Response to Lockwood, Reiners, and Reiners

Our response to Lockwood, Reiners, and Reiners is now available at Frontiers in Ecology and the Environment (Throop et al letter (2013)).  We discuss flaws in their analysis and interpretation of how female and male ecologists view aspects of their jobs.  One of the most interesting aspects we found was how similar male and female ecologists are in what they like about their jobs (field work!) and what they dislike (administration).  As ecologists we have more that unites us than divides us, it’s a good thing to remember!

Paper accepted at JAE

Our paper “Dispersal, niche breadth, and population extinction/colonization ratios predict range size in North American dragonflies” from McCauley, Davis, Werner, & Robeson was accepted at the Journal of Animal Ecology.  Our finding that dispersal behavior and extinction-colonization dynamics at the landscape-scale are critical predictors of species range sizes opens up new questions on how processes link across spatial scales.  The early-online paper (not typeset) is available at the JAE website: DOI: 10.1111/1365-2656.12181. This is the first paper from the lab looking at species distribution patterns at continental scales – hopefully the first of many!

Funding success

The lab has been awarded funding from NSERC including a Discovery Grant that will help us build the lab by supporting students and funding research projects in Ontario.  The awarding of an NSERC RTI will allow us to build a network of RFID readers and antennae at KSR to further studies of movement biology in a variety of animals including dragonflies. This RTI is a collaboration with Ken Welch (UTSC), Marty Krkosek, and James Thomson (U of T, St. George). Finally, a Connaught New Researcher Award from the University of Toronto will help jump-start the research program here at UTM.
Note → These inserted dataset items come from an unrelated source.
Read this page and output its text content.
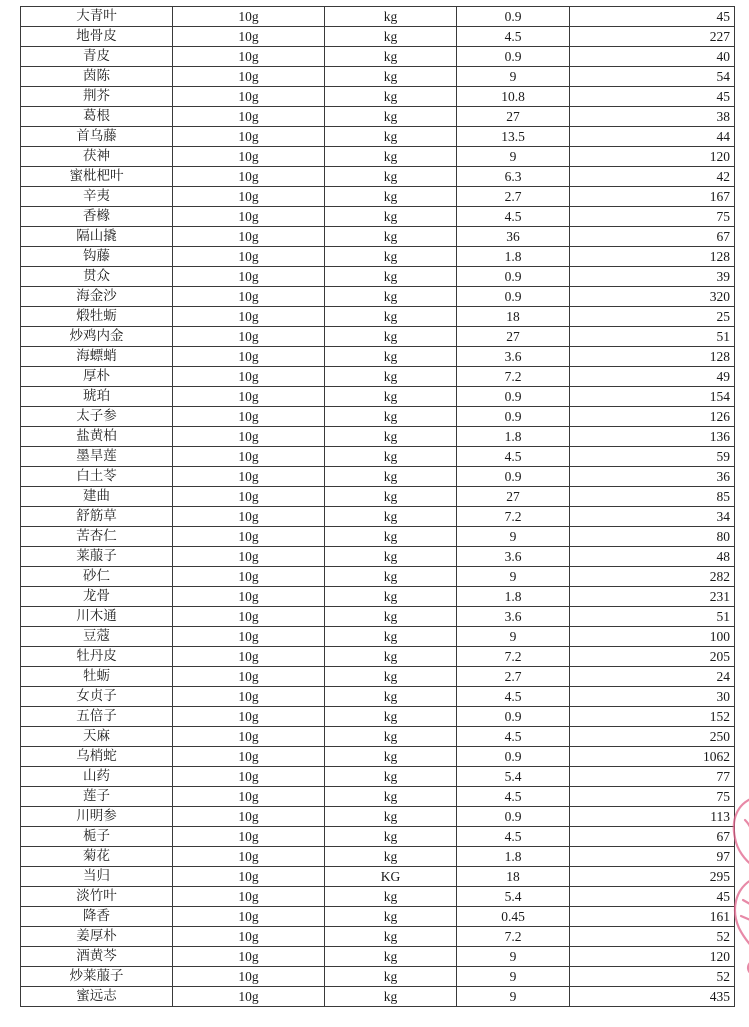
大青叶	10g	kg	0.9	45
地骨皮	10g	kg	4.5	227
青皮	10g	kg	0.9	40
茵陈	10g	kg	9	54
荆芥	10g	kg	10.8	45
葛根	10g	kg	27	38
首乌藤	10g	kg	13.5	44
茯神	10g	kg	9	120
蜜枇杷叶	10g	kg	6.3	42
辛夷	10g	kg	2.7	167
香橼	10g	kg	4.5	75
隔山撬	10g	kg	36	67
钩藤	10g	kg	1.8	128
贯众	10g	kg	0.9	39
海金沙	10g	kg	0.9	320
煅牡蛎	10g	kg	18	25
炒鸡内金	10g	kg	27	51
海螵蛸	10g	kg	3.6	128
厚朴	10g	kg	7.2	49
琥珀	10g	kg	0.9	154
太子参	10g	kg	0.9	126
盐黄柏	10g	kg	1.8	136
墨旱莲	10g	kg	4.5	59
白土苓	10g	kg	0.9	36
建曲	10g	kg	27	85
舒筋草	10g	kg	7.2	34
苦杏仁	10g	kg	9	80
莱菔子	10g	kg	3.6	48
砂仁	10g	kg	9	282
龙骨	10g	kg	1.8	231
川木通	10g	kg	3.6	51
豆蔻	10g	kg	9	100
牡丹皮	10g	kg	7.2	205
牡蛎	10g	kg	2.7	24
女贞子	10g	kg	4.5	30
五倍子	10g	kg	0.9	152
天麻	10g	kg	4.5	250
乌梢蛇	10g	kg	0.9	1062
山药	10g	kg	5.4	77
莲子	10g	kg	4.5	75
川明参	10g	kg	0.9	113
栀子	10g	kg	4.5	67
菊花	10g	kg	1.8	97
当归	10g	KG	18	295
淡竹叶	10g	kg	5.4	45
降香	10g	kg	0.45	161
姜厚朴	10g	kg	7.2	52
酒黄芩	10g	kg	9	120
炒莱菔子	10g	kg	9	52
蜜远志	10g	kg	9	435
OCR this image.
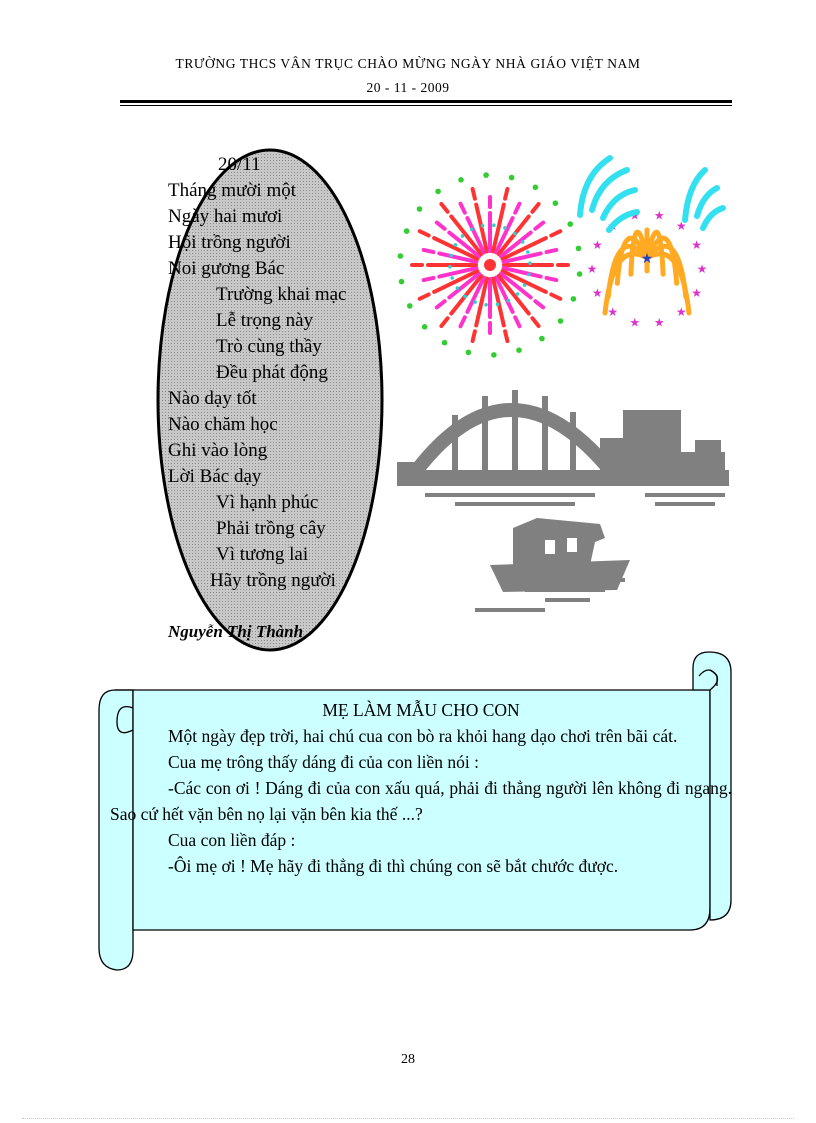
TRƯỜNG THCS VÂN TRỤC CHÀO MỪNG NGÀY NHÀ GIÁO VIỆT NAM
20 - 11 - 2009
20/11
Tháng mười một
Ngày hai mươi
Hội trồng người
Noi gương Bác
Trường khai mạc
Lễ trọng này
Trò cùng thầy
Đều phát động
Nào dạy tốt
Nào chăm học
Ghi vào lòng
Lời Bác dạy
Vì hạnh phúc
Phải trồng cây
Vì tương lai
Hãy trồng người
Nguyễn Thị Thành
★
★
★
★
★
★
★
★
★
★
★ ★
★
★
★
MẸ LÀM MẪU CHO CON

Một ngày đẹp trời, hai chú cua con bò ra khỏi hang dạo chơi trên bãi cát.

Cua mẹ trông thấy dáng đi của con liền nói :

-Các con ơi ! Dáng đi của con xấu quá, phải đi thẳng người lên không đi ngang. Sao cứ hết vặn bên nọ lại vặn bên kia thế ...?

Cua con liền đáp :

-Ôi mẹ ơi ! Mẹ hãy đi thẳng đi thì chúng con sẽ bắt chước được.

28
Experimental warming array

The experimental warming array at UC-NRS Quail Ridge is up and running! Larval dragonflies are currently developing in these tanks under three temperature regimes: ambient temperatures and expected temperatures for 50 and 100 years from now. In spring we’ll see how this has affected their growth patterns and then follow their dispersal behavior to assess the consequences of changing developmental temperatures on regional connectivity.

Paper accepted!

Aside

My paper: Relationship between morphology, dispersal, and habitat distribution in three species of Libellula (Odonata: Anisoptera) has been accepted at the journal Aquatic Insects.